The tools of social media sites not only are detrimental to the perceptions of ourselves but to society’s perception of information. The example given in The Social Dilemma documentary is on if you were to type in “climate change is…” and let the Google engine auto-complete you’ll get different information just based on where you are physically in the world. This is also the case in Facebook and Twitter feeds. Where each user has their own echo-chamber tailored to the user. The best examples of how people can receive totally different streams of information is based on how Facebook and Twitter algorithms read it’s users.

For example, Facebook’s algorithm is designed in a way in which it has the ability to find users that are susceptible to believing in conspiracy theories and suggest different conspirator groups, such as Pizzagate and qAnon. A normal person wouldn’t ever see this type of faux-information. Sometimes these conspiracy theories can be as frivolous as “The Flat-Earth” conspiracy or can be extremely dangerous with Pizzagate. Pizzagate conspiracy was rooted in the idea that buying a pizza pie would, in turn, mean a human being was being trafficked, this information allowed a gunman to try and take over a pizza shop to check out a basement that did not exist because he believed there was a pedophile ring. Facebook had essentially created a propaganda machine that has been used by countries in under-developed countries to control its citizens.

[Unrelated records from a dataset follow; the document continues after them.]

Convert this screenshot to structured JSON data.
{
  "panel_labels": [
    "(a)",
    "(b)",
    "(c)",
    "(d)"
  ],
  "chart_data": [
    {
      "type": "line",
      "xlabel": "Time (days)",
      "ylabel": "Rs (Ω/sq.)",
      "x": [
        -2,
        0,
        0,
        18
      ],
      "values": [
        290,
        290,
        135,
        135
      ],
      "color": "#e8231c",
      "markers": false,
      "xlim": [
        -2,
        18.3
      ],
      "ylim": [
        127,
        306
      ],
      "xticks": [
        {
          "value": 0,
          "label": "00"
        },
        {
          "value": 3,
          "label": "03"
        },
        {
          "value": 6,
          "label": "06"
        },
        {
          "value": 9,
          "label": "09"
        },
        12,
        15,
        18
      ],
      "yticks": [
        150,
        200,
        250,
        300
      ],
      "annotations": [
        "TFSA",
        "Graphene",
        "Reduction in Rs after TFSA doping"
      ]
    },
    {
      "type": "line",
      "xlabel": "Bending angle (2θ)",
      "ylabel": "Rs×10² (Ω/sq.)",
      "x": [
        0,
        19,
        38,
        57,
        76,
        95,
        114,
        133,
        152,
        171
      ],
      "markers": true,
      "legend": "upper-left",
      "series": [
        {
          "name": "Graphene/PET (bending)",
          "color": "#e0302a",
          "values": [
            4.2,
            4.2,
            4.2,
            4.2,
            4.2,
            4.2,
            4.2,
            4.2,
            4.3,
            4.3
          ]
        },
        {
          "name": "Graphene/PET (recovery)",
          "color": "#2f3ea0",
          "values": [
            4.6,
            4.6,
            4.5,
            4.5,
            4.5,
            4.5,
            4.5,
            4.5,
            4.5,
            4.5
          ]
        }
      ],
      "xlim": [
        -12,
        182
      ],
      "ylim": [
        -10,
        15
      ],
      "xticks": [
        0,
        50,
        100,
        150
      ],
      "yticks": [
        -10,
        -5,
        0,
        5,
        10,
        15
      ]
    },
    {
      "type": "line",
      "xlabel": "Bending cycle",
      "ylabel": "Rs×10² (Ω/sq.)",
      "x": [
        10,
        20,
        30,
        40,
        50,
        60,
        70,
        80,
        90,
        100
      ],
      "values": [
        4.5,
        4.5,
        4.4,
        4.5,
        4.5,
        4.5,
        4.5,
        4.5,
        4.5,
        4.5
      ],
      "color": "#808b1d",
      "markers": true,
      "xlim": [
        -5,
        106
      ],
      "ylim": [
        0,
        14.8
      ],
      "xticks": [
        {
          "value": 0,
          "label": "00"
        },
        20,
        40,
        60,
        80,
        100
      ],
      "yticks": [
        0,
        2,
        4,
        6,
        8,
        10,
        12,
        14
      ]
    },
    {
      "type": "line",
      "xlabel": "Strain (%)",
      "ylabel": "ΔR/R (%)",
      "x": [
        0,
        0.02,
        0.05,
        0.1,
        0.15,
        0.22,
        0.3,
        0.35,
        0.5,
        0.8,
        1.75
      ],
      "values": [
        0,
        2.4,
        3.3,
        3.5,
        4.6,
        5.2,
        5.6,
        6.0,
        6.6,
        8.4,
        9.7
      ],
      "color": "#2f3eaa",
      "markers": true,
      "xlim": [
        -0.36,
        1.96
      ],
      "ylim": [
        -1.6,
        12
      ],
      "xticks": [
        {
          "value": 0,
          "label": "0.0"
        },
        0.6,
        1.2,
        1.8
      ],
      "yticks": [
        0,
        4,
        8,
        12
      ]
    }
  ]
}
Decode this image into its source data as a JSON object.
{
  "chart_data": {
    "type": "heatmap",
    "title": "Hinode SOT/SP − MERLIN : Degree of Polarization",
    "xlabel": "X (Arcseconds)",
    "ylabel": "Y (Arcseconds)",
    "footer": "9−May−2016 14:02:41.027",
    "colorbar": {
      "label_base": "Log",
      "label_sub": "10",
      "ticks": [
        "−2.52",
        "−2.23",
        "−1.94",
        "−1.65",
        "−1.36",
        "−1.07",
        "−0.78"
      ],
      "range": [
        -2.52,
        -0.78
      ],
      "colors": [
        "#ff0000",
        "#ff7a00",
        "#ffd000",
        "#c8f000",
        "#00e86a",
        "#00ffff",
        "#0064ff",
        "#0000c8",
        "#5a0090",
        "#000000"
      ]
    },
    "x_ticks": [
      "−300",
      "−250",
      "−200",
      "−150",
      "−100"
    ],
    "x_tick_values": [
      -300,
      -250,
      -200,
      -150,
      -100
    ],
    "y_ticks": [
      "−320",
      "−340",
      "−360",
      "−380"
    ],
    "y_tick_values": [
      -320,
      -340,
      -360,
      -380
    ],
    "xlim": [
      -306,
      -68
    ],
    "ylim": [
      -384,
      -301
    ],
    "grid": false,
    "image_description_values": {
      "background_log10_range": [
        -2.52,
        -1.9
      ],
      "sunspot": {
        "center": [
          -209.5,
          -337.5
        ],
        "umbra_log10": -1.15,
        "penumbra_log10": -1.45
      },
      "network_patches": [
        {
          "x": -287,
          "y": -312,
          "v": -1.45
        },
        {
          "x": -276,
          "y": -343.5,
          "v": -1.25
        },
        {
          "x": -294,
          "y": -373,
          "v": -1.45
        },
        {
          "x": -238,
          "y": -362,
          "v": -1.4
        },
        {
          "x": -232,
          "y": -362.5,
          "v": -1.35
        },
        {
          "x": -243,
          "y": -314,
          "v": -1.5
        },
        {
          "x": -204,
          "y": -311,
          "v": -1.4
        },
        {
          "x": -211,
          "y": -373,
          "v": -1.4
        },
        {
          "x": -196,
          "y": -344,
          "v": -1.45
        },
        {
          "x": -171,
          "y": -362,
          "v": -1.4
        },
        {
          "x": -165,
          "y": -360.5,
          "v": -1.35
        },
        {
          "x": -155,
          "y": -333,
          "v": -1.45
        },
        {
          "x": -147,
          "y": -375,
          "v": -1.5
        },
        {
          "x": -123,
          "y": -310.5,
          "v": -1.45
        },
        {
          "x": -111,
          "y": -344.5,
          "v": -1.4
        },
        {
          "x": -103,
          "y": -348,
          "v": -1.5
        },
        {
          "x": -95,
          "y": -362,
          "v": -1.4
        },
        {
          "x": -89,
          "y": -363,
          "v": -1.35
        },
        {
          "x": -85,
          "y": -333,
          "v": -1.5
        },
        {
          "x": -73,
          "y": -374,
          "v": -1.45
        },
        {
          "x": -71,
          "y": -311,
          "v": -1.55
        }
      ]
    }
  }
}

Towards the end of Netflix’s tech documentary, the ideas that are being reflected about the threat of this disinformation age is that the existential threats are not using the phone itself, or advertisers getting you to watch one more video, or spend 5 more minutes on a site. The biggest threat is that misinformation is causing more polarization and more division. Creating more offline harm that is relatively violent. Tim Kendall, who was a former President of Pinterest was asked what he is most worried about happening in the near future. He responded with “In the shortest-horizon…Civil War.” How horrifying is that? That some of the people who created the very tools of what technology and social media believe that at the current rate we will be in a civil war in the new future.

How do we stop this prospect? Well, the opinion shared with many of the tech engineers in The Social Dilemma and something I agree with; is that the problem isn’t with the tech or social media. The real problem is within the business model. There is no regulation on data mining users for companies. The idea is that if you regulate the amount of data that is taken from users or tax it. There is now no incentive for companies to pursue all the data out there because it wouldn’t fiscally benefit the company or the shareholders to do so. The reason none of it has changed is that the criticism hasn’t reached the mainstream. Who knows if it even gets there? The failures expended upon the tools of these technologies are not widely known, and that is why this documentary was made, to shine a light on the failings of the tech industry. Not in the tools they have created but being negligent to the ways the tools are being used to do harm.